Monday, Sep. 29, 1980
Winter Kills
By Paul Gray
ISLAND SOJOURN by Elizabeth Arthur Harper & Row; 220 pages; $9.95
For most people, going back to nature means eating sugarless cereal or using a low-suds shampoo that smells like an avocado. Few actually light out for the wilderness and set up housekeeping, and those who attempt this transit from civilization back to the primeval usually find that they cannot get there from here. That is the upshot of Author Elizabeth Arthur's first book, and it is not exactly startling news. But Island Sojourn offers something much more durable than a scoop; the book is a graceful meditation on survival, both in a harsh external landscape and in the scarier terrain of the self.

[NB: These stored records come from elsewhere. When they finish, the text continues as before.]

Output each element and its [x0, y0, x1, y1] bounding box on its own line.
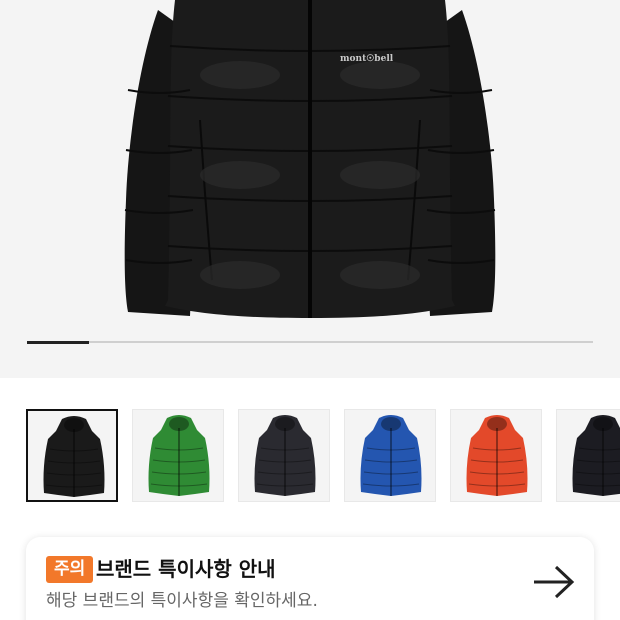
product-image: [124, 0, 496, 318]
thumbnail-5[interactable]: [450, 409, 542, 502]
thumbnail-1[interactable]: [26, 409, 118, 502]
product-image-carousel[interactable]: mont☉bell: [0, 0, 620, 378]
thumbnail-jacket-image: [466, 415, 528, 496]
carousel-progress-bar: [27, 340, 593, 344]
brand-notice-card[interactable]: 주의 브랜드 특이사항 안내 해당 브랜드의 특이사항을 확인하세요.: [26, 537, 594, 620]
thumbnail-jacket-image: [43, 416, 105, 497]
thumbnail-jacket-image: [360, 415, 422, 496]
thumbnail-3[interactable]: [238, 409, 330, 502]
notice-title: 브랜드 특이사항 안내: [96, 557, 276, 581]
brand-logo: mont☉bell: [340, 54, 394, 64]
warning-badge: 주의: [46, 556, 94, 583]
thumbnail-6[interactable]: [556, 409, 620, 502]
thumbnail-jacket-image: [254, 415, 316, 496]
thumbnail-4[interactable]: [344, 409, 436, 502]
carousel-progress-fill: [27, 340, 90, 344]
thumbnail-jacket-image: [148, 415, 210, 496]
thumbnail-jacket-image: [572, 415, 620, 496]
thumbnail-2[interactable]: [132, 409, 224, 502]
notice-subtitle: 해당 브랜드의 특이사항을 확인하세요.: [46, 591, 318, 611]
thumbnail-strip[interactable]: [26, 409, 620, 503]
arrow-right-icon[interactable]: [532, 565, 576, 599]
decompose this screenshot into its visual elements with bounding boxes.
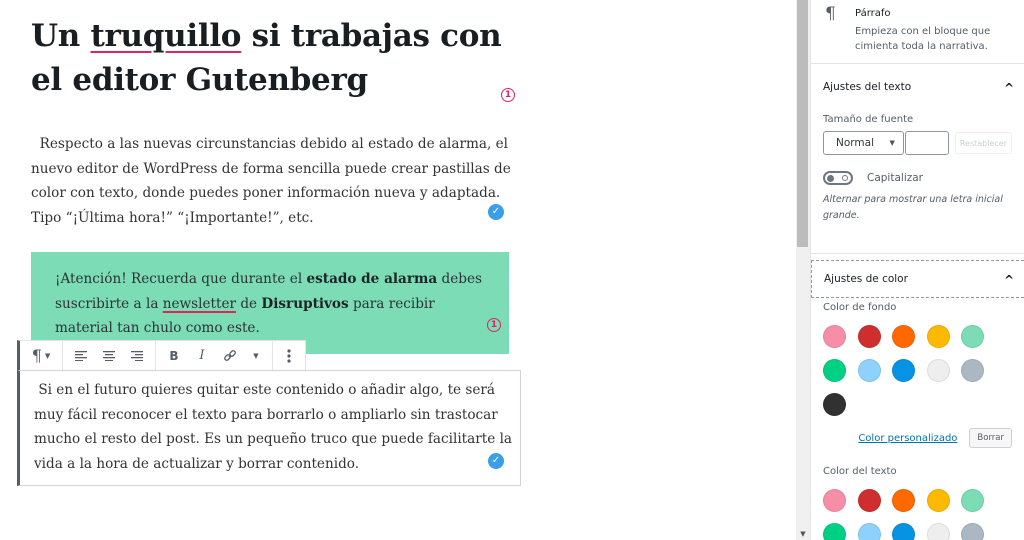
- color-swatch[interactable]: [892, 359, 915, 382]
- custom-color-link[interactable]: Color personalizado: [858, 433, 957, 444]
- toggle-off-indicator: [842, 175, 848, 181]
- color-settings-panel-toggle[interactable]: Ajustes de color ^: [811, 260, 1024, 298]
- color-swatch[interactable]: [857, 325, 881, 348]
- font-size-value: Normal: [836, 137, 874, 149]
- color-swatch[interactable]: [926, 489, 950, 512]
- paragraph-text: Respecto a las nuevas circunstancias deb…: [31, 136, 511, 226]
- color-swatch[interactable]: [823, 523, 846, 540]
- ellipsis-vertical-icon: [287, 348, 291, 363]
- more-formats-button[interactable]: ▼: [244, 341, 268, 370]
- color-swatch[interactable]: [926, 359, 950, 382]
- link-button[interactable]: [216, 341, 244, 370]
- color-swatch[interactable]: [823, 489, 846, 512]
- panel-title: Ajustes de color: [824, 273, 908, 285]
- color-swatch[interactable]: [892, 523, 915, 540]
- toolbar-group-more: [273, 341, 305, 370]
- color-swatch[interactable]: [892, 325, 915, 348]
- chevron-down-icon: ▼: [889, 139, 895, 147]
- text-settings-panel: Tamaño de fuente Normal ▼ Restablecer Ca…: [811, 110, 1024, 254]
- clear-color-button[interactable]: Borrar: [969, 428, 1012, 448]
- align-right-icon: [131, 350, 143, 361]
- align-left-icon: [75, 350, 87, 361]
- color-swatch[interactable]: [857, 523, 881, 540]
- chevron-down-icon: ▼: [44, 351, 51, 360]
- block-card-title: Párrafo: [855, 8, 891, 19]
- toolbar-group-formatting: B I ▼: [156, 341, 273, 370]
- grammar-ok-icon[interactable]: ✓: [488, 453, 504, 469]
- link-icon: [224, 349, 236, 361]
- drop-cap-toggle[interactable]: [823, 171, 853, 185]
- align-center-button[interactable]: [95, 341, 123, 370]
- title-text: Un: [31, 18, 91, 54]
- toolbar-group-block-type: ¶ ▼: [20, 341, 63, 370]
- block-type-button[interactable]: ¶ ▼: [24, 341, 58, 370]
- misspelled-word[interactable]: truquillo: [90, 18, 241, 54]
- editor-canvas: Un truquillo si trabajas con el editor G…: [0, 0, 796, 540]
- align-center-icon: [103, 350, 115, 361]
- panel-title: Ajustes del texto: [823, 81, 912, 93]
- scroll-down-arrow-icon[interactable]: ▼: [799, 530, 807, 538]
- color-swatch[interactable]: [961, 523, 984, 540]
- text-color-label: Color del texto: [823, 466, 897, 477]
- color-swatch[interactable]: [857, 489, 881, 512]
- align-left-button[interactable]: [67, 341, 95, 370]
- text-run: Si en el futuro quieres quitar este cont…: [34, 382, 513, 472]
- scrollbar-thumb[interactable]: [797, 0, 808, 247]
- chevron-down-icon: ▼: [253, 351, 259, 360]
- post-title[interactable]: Un truquillo si trabajas con el editor G…: [31, 14, 511, 102]
- chevron-up-icon: ^: [1003, 81, 1014, 95]
- color-settings-panel: Color de fondo Color personalizado Borra…: [811, 298, 1024, 540]
- color-swatch[interactable]: [961, 325, 984, 348]
- drop-cap-label: Capitalizar: [867, 172, 923, 184]
- align-right-button[interactable]: [123, 341, 151, 370]
- color-swatch[interactable]: [961, 359, 984, 382]
- chevron-up-icon: ^: [1003, 273, 1014, 287]
- color-swatch[interactable]: [823, 325, 846, 348]
- color-swatch[interactable]: [892, 489, 915, 512]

The adventure begins in 1974, when Elizabeth and her husband Bob take part of their $18,000 nest egg and buy a three-acre island on Stuart Lake in British Columbia. Maneuvering a leaky river boat, the young Americans arrive in midsummer with a dog, a cat, their worldly possessions and high hopes: "We dreamed of making a permanent home in the wilderness, apart from the forces we thought were destroying and polluting the world." One of the first things they learn is that building a house from scratch is no way to cure materialism: "I have never in my life felt more completely tied to objects: raw materials and the tools to shape them with, garbage and structure." The house goes up, finally, but the money runs out before the place can be properly insulated. Elizabeth and Bob spend much of the bitter winter working at a bank and sawmill and living in a town some 40 miles away.
The next winter is better, at first. Though the winds howl and the thermometer dips to 50DEG below, the house is finished enough to stay fairly snug; it only catches fire twice. Between these moments of excitement, there is bread to be baked, books to be read, a crackling blaze in the fireplace to be contemplated. A dream of the counterculture seems about to come true, until cabin fever strikes. Suddenly, plates full of moose meat are being hurled about, hair is being pulled; Bob punches Elizabeth in the stomach. She writes: "I was free to hate him now, no doubts and no regrets. We could hate each other for having at last released the things we hated most in ourselves." The domestic turmoil subsides into a wary truce, but both parties know that they will never again winter there.
The backdrop of this psychodrama is irresistible to stay-at-homes. A bald eagle nests on the island; wolves come close enough to the house to be easily seen in the moonlight. Though she went off looking for permanence, Arthur discovers that she is a connoisseur of flux. The lake evokes her keenest descriptions: during a storm "the water was stirred every few minutes by a gigantic sweep like the slap of a hand." On a sunny day "the lake is ocean blue, throwing back the face of the sky and then catching it again."
Such pointillistic touches make Island Journey different from autobiography or nature writing. Though she sometimes takes herself a mite too seriously, Arthur gives an uncanny account of what her experience felt like. At her best, she can make a strange, unfamiliar setting provoke shocks of recognition.